Новый мир построим!
Шрифт:
— Провались ты сквозь землю, в преисподнюю, вместе с тем, кто тебя выдумал! — плюнул он.
Неудача и что-то новое, возникшее недавно далеко в лесу, непонятное, начавшее раздражать слух, мешали сосредоточиться как следует, решить, что им делать: пойти куда или повернуть к дому.
Стараясь не замечать дальних помех, не разберешь-поймешь каких, но которые почему-то мешали и еще больше раздражали, Шурка хмуро оправдывался перед приятелями:
— На гладком месте надобно… Тогда и перешибешь хребтину.
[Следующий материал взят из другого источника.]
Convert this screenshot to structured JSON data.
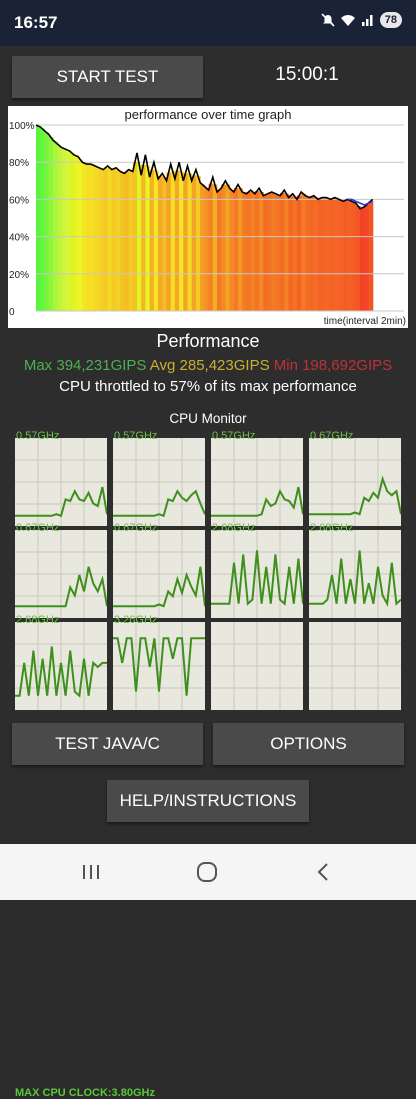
{
  "status_bar": {
    "time": "16:57",
    "battery": "78",
    "icons": [
      "mute-icon",
      "wifi-icon",
      "signal-icon",
      "battery-icon"
    ]
  },
  "controls": {
    "start_label": "START TEST",
    "timer": "15:00:1",
    "test_java_label": "TEST JAVA/C",
    "options_label": "OPTIONS",
    "help_label": "HELP/INSTRUCTIONS"
  },
  "performance": {
    "title": "Performance",
    "max": "Max 394,231GIPS",
    "avg": "Avg 285,423GIPS",
    "min": "Min 198,692GIPS",
    "throttle": "CPU throttled to 57% of its max performance"
  },
  "cpu_monitor": {
    "title": "CPU Monitor",
    "max_clock": "MAX CPU CLOCK:3.80GHz",
    "cores": [
      {
        "freq": "0.57GHz",
        "samples": [
          10,
          10,
          10,
          10,
          10,
          10,
          10,
          10,
          10,
          12,
          10,
          30,
          28,
          40,
          30,
          28,
          38,
          25,
          22,
          45,
          12
        ]
      },
      {
        "freq": "0.57GHz",
        "samples": [
          10,
          10,
          10,
          10,
          10,
          10,
          10,
          10,
          10,
          10,
          12,
          10,
          30,
          28,
          40,
          32,
          28,
          35,
          40,
          25,
          12
        ]
      },
      {
        "freq": "0.57GHz",
        "samples": [
          10,
          10,
          10,
          10,
          10,
          10,
          10,
          10,
          10,
          10,
          10,
          12,
          30,
          22,
          25,
          40,
          30,
          28,
          20,
          45,
          12
        ]
      },
      {
        "freq": "0.67GHz",
        "samples": [
          12,
          12,
          12,
          12,
          12,
          12,
          12,
          12,
          12,
          12,
          14,
          12,
          32,
          28,
          38,
          32,
          55,
          40,
          35,
          40,
          12
        ]
      },
      {
        "freq": "0.67GHz",
        "samples": [
          12,
          12,
          12,
          12,
          12,
          12,
          12,
          12,
          12,
          12,
          12,
          12,
          35,
          25,
          50,
          30,
          60,
          40,
          30,
          45,
          12
        ]
      },
      {
        "freq": "0.67GHz",
        "samples": [
          12,
          12,
          12,
          12,
          12,
          12,
          12,
          12,
          12,
          12,
          14,
          12,
          30,
          24,
          45,
          28,
          50,
          36,
          25,
          60,
          12
        ]
      },
      {
        "freq": "2.68GHz",
        "samples": [
          15,
          15,
          15,
          15,
          15,
          65,
          15,
          75,
          15,
          20,
          80,
          15,
          60,
          15,
          75,
          20,
          15,
          60,
          15,
          70,
          15
        ]
      },
      {
        "freq": "2.68GHz",
        "samples": [
          15,
          15,
          15,
          15,
          20,
          50,
          15,
          70,
          15,
          45,
          15,
          80,
          15,
          40,
          15,
          60,
          25,
          15,
          65,
          15,
          20
        ]
      },
      {
        "freq": "2.68GHz",
        "samples": [
          15,
          15,
          55,
          15,
          70,
          15,
          60,
          15,
          75,
          15,
          55,
          15,
          70,
          20,
          15,
          60,
          15,
          55,
          50,
          55,
          55
        ]
      },
      {
        "freq": "3.26GHz",
        "samples": [
          85,
          85,
          55,
          85,
          85,
          20,
          85,
          85,
          50,
          85,
          20,
          85,
          85,
          60,
          85,
          85,
          15,
          85,
          85,
          85,
          85
        ]
      },
      {
        "freq": "",
        "samples": []
      },
      {
        "freq": "",
        "samples": []
      }
    ]
  },
  "chart_data": {
    "type": "area",
    "title": "performance over time graph",
    "xlabel": "time(interval 2min)",
    "ylabel": "",
    "ylim": [
      0,
      100
    ],
    "yticks": [
      "100%",
      "80%",
      "60%",
      "40%",
      "20%",
      "0"
    ],
    "series": [
      {
        "values": [
          100,
          99,
          97,
          95,
          92,
          90,
          88,
          87,
          86,
          84,
          83,
          80,
          79,
          79,
          78,
          77,
          76,
          78,
          76,
          77,
          75,
          74,
          76,
          75,
          85,
          73,
          84,
          72,
          80,
          71,
          74,
          70,
          79,
          71,
          80,
          70,
          78,
          70,
          76,
          69,
          67,
          65,
          72,
          64,
          66,
          70,
          66,
          64,
          68,
          64,
          63,
          65,
          63,
          66,
          62,
          63,
          64,
          63,
          62,
          65,
          61,
          63,
          60,
          64,
          62,
          61,
          62,
          60,
          61,
          61,
          60,
          61,
          60,
          59,
          60,
          59,
          58,
          55,
          56,
          58,
          60
        ]
      },
      {
        "values": [
          60,
          60,
          59,
          58,
          57,
          58,
          59
        ]
      }
    ]
  }
}
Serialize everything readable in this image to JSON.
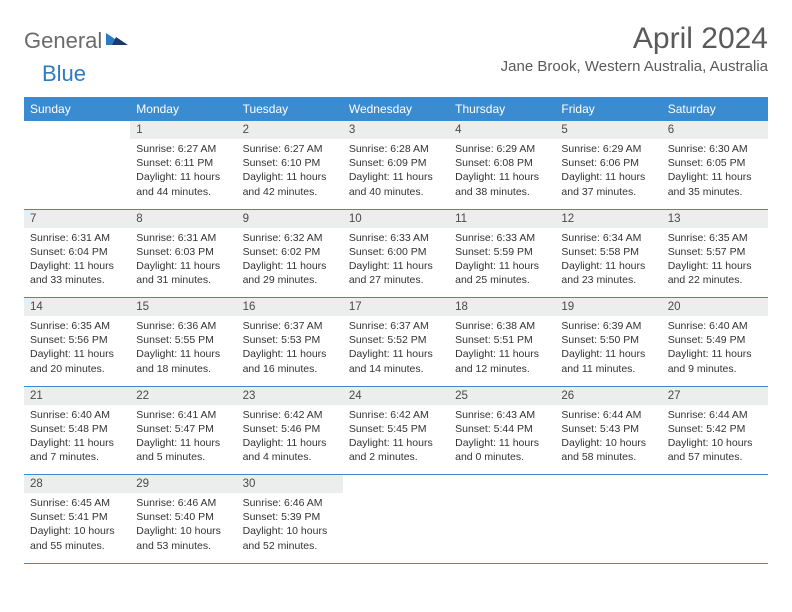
{
  "logo": {
    "general": "General",
    "blue": "Blue"
  },
  "title": "April 2024",
  "location": "Jane Brook, Western Australia, Australia",
  "colors": {
    "header_bg": "#3a8bd0",
    "header_text": "#ffffff",
    "daynum_bg": "#eceded",
    "text": "#333333",
    "title_text": "#5a5a5a",
    "logo_gray": "#6b6b6b",
    "logo_blue": "#2c7bc4",
    "border": "#3a8bd0"
  },
  "day_headers": [
    "Sunday",
    "Monday",
    "Tuesday",
    "Wednesday",
    "Thursday",
    "Friday",
    "Saturday"
  ],
  "weeks": [
    {
      "nums": [
        "",
        "1",
        "2",
        "3",
        "4",
        "5",
        "6"
      ],
      "infos": [
        null,
        {
          "sunrise": "Sunrise: 6:27 AM",
          "sunset": "Sunset: 6:11 PM",
          "daylight": "Daylight: 11 hours and 44 minutes."
        },
        {
          "sunrise": "Sunrise: 6:27 AM",
          "sunset": "Sunset: 6:10 PM",
          "daylight": "Daylight: 11 hours and 42 minutes."
        },
        {
          "sunrise": "Sunrise: 6:28 AM",
          "sunset": "Sunset: 6:09 PM",
          "daylight": "Daylight: 11 hours and 40 minutes."
        },
        {
          "sunrise": "Sunrise: 6:29 AM",
          "sunset": "Sunset: 6:08 PM",
          "daylight": "Daylight: 11 hours and 38 minutes."
        },
        {
          "sunrise": "Sunrise: 6:29 AM",
          "sunset": "Sunset: 6:06 PM",
          "daylight": "Daylight: 11 hours and 37 minutes."
        },
        {
          "sunrise": "Sunrise: 6:30 AM",
          "sunset": "Sunset: 6:05 PM",
          "daylight": "Daylight: 11 hours and 35 minutes."
        }
      ]
    },
    {
      "nums": [
        "7",
        "8",
        "9",
        "10",
        "11",
        "12",
        "13"
      ],
      "infos": [
        {
          "sunrise": "Sunrise: 6:31 AM",
          "sunset": "Sunset: 6:04 PM",
          "daylight": "Daylight: 11 hours and 33 minutes."
        },
        {
          "sunrise": "Sunrise: 6:31 AM",
          "sunset": "Sunset: 6:03 PM",
          "daylight": "Daylight: 11 hours and 31 minutes."
        },
        {
          "sunrise": "Sunrise: 6:32 AM",
          "sunset": "Sunset: 6:02 PM",
          "daylight": "Daylight: 11 hours and 29 minutes."
        },
        {
          "sunrise": "Sunrise: 6:33 AM",
          "sunset": "Sunset: 6:00 PM",
          "daylight": "Daylight: 11 hours and 27 minutes."
        },
        {
          "sunrise": "Sunrise: 6:33 AM",
          "sunset": "Sunset: 5:59 PM",
          "daylight": "Daylight: 11 hours and 25 minutes."
        },
        {
          "sunrise": "Sunrise: 6:34 AM",
          "sunset": "Sunset: 5:58 PM",
          "daylight": "Daylight: 11 hours and 23 minutes."
        },
        {
          "sunrise": "Sunrise: 6:35 AM",
          "sunset": "Sunset: 5:57 PM",
          "daylight": "Daylight: 11 hours and 22 minutes."
        }
      ]
    },
    {
      "nums": [
        "14",
        "15",
        "16",
        "17",
        "18",
        "19",
        "20"
      ],
      "infos": [
        {
          "sunrise": "Sunrise: 6:35 AM",
          "sunset": "Sunset: 5:56 PM",
          "daylight": "Daylight: 11 hours and 20 minutes."
        },
        {
          "sunrise": "Sunrise: 6:36 AM",
          "sunset": "Sunset: 5:55 PM",
          "daylight": "Daylight: 11 hours and 18 minutes."
        },
        {
          "sunrise": "Sunrise: 6:37 AM",
          "sunset": "Sunset: 5:53 PM",
          "daylight": "Daylight: 11 hours and 16 minutes."
        },
        {
          "sunrise": "Sunrise: 6:37 AM",
          "sunset": "Sunset: 5:52 PM",
          "daylight": "Daylight: 11 hours and 14 minutes."
        },
        {
          "sunrise": "Sunrise: 6:38 AM",
          "sunset": "Sunset: 5:51 PM",
          "daylight": "Daylight: 11 hours and 12 minutes."
        },
        {
          "sunrise": "Sunrise: 6:39 AM",
          "sunset": "Sunset: 5:50 PM",
          "daylight": "Daylight: 11 hours and 11 minutes."
        },
        {
          "sunrise": "Sunrise: 6:40 AM",
          "sunset": "Sunset: 5:49 PM",
          "daylight": "Daylight: 11 hours and 9 minutes."
        }
      ]
    },
    {
      "nums": [
        "21",
        "22",
        "23",
        "24",
        "25",
        "26",
        "27"
      ],
      "infos": [
        {
          "sunrise": "Sunrise: 6:40 AM",
          "sunset": "Sunset: 5:48 PM",
          "daylight": "Daylight: 11 hours and 7 minutes."
        },
        {
          "sunrise": "Sunrise: 6:41 AM",
          "sunset": "Sunset: 5:47 PM",
          "daylight": "Daylight: 11 hours and 5 minutes."
        },
        {
          "sunrise": "Sunrise: 6:42 AM",
          "sunset": "Sunset: 5:46 PM",
          "daylight": "Daylight: 11 hours and 4 minutes."
        },
        {
          "sunrise": "Sunrise: 6:42 AM",
          "sunset": "Sunset: 5:45 PM",
          "daylight": "Daylight: 11 hours and 2 minutes."
        },
        {
          "sunrise": "Sunrise: 6:43 AM",
          "sunset": "Sunset: 5:44 PM",
          "daylight": "Daylight: 11 hours and 0 minutes."
        },
        {
          "sunrise": "Sunrise: 6:44 AM",
          "sunset": "Sunset: 5:43 PM",
          "daylight": "Daylight: 10 hours and 58 minutes."
        },
        {
          "sunrise": "Sunrise: 6:44 AM",
          "sunset": "Sunset: 5:42 PM",
          "daylight": "Daylight: 10 hours and 57 minutes."
        }
      ]
    },
    {
      "nums": [
        "28",
        "29",
        "30",
        "",
        "",
        "",
        ""
      ],
      "infos": [
        {
          "sunrise": "Sunrise: 6:45 AM",
          "sunset": "Sunset: 5:41 PM",
          "daylight": "Daylight: 10 hours and 55 minutes."
        },
        {
          "sunrise": "Sunrise: 6:46 AM",
          "sunset": "Sunset: 5:40 PM",
          "daylight": "Daylight: 10 hours and 53 minutes."
        },
        {
          "sunrise": "Sunrise: 6:46 AM",
          "sunset": "Sunset: 5:39 PM",
          "daylight": "Daylight: 10 hours and 52 minutes."
        },
        null,
        null,
        null,
        null
      ]
    }
  ]
}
В книжке писано…
— Попроси гадюку выползти на гладкое место. Она тебя послушается! Лягай, пускай твое копыто знает!
— Эх-ма-а, подвернись вовремя палка, — отчаянно-храбро жалел Гошка, утирая ледяной пот со лба, — давно бы у меня валялись змеиные клочья!
— Ядовитая была змея? — спрашивал Володька. — Может, уж? Я что-то плохо разглядел, струхнул, — признался он откровенно. —
— И не разглядишь, не различишь, когда она вот-вот на тебя кинется, — объяснил, вздыхая облегченно, Андрейка.
И все повторили тайком этот вздох. Как хорошо, просто замечательно, что уползла гадюка. Конечно, было бы куда как славно, если бы ее убить — одним заклятым врагом меньше. Но враг, хотя и остался жив, бежал, победа за молодцами-удальцами, умеющими возвращаться назад, в самое пекло сражения, даже когда этого не хочется! даже когда орава не только без сапог, но и с голыми руками.
Побросали можжевеловые бесполезные хлысты, а палок не выпустили, ухватились за них покрепче: ну как налетишь сызнова на притаившегося кусачего гада. Шурка из упрямства сохранил красивый, гибким прут Володька, памятуя о перочинном ножике, которым он срезал можжевелину, из чувства товарищества и благодарности к щедрому хозяину складешка, тоже не бросил свой хлыст, поберег на всякий случай.
— Григорий Евгеньич, помните, говорил, если защемить змею в хворостину, поленце какое, доску — неси живой в школу, сажай в банку со спиртом… ну, в самогон… Вот тебе и коллекция, почище покупной, пособие в классе, на уроке по краеведению, — бурчал незадачливый охотник за гадюками.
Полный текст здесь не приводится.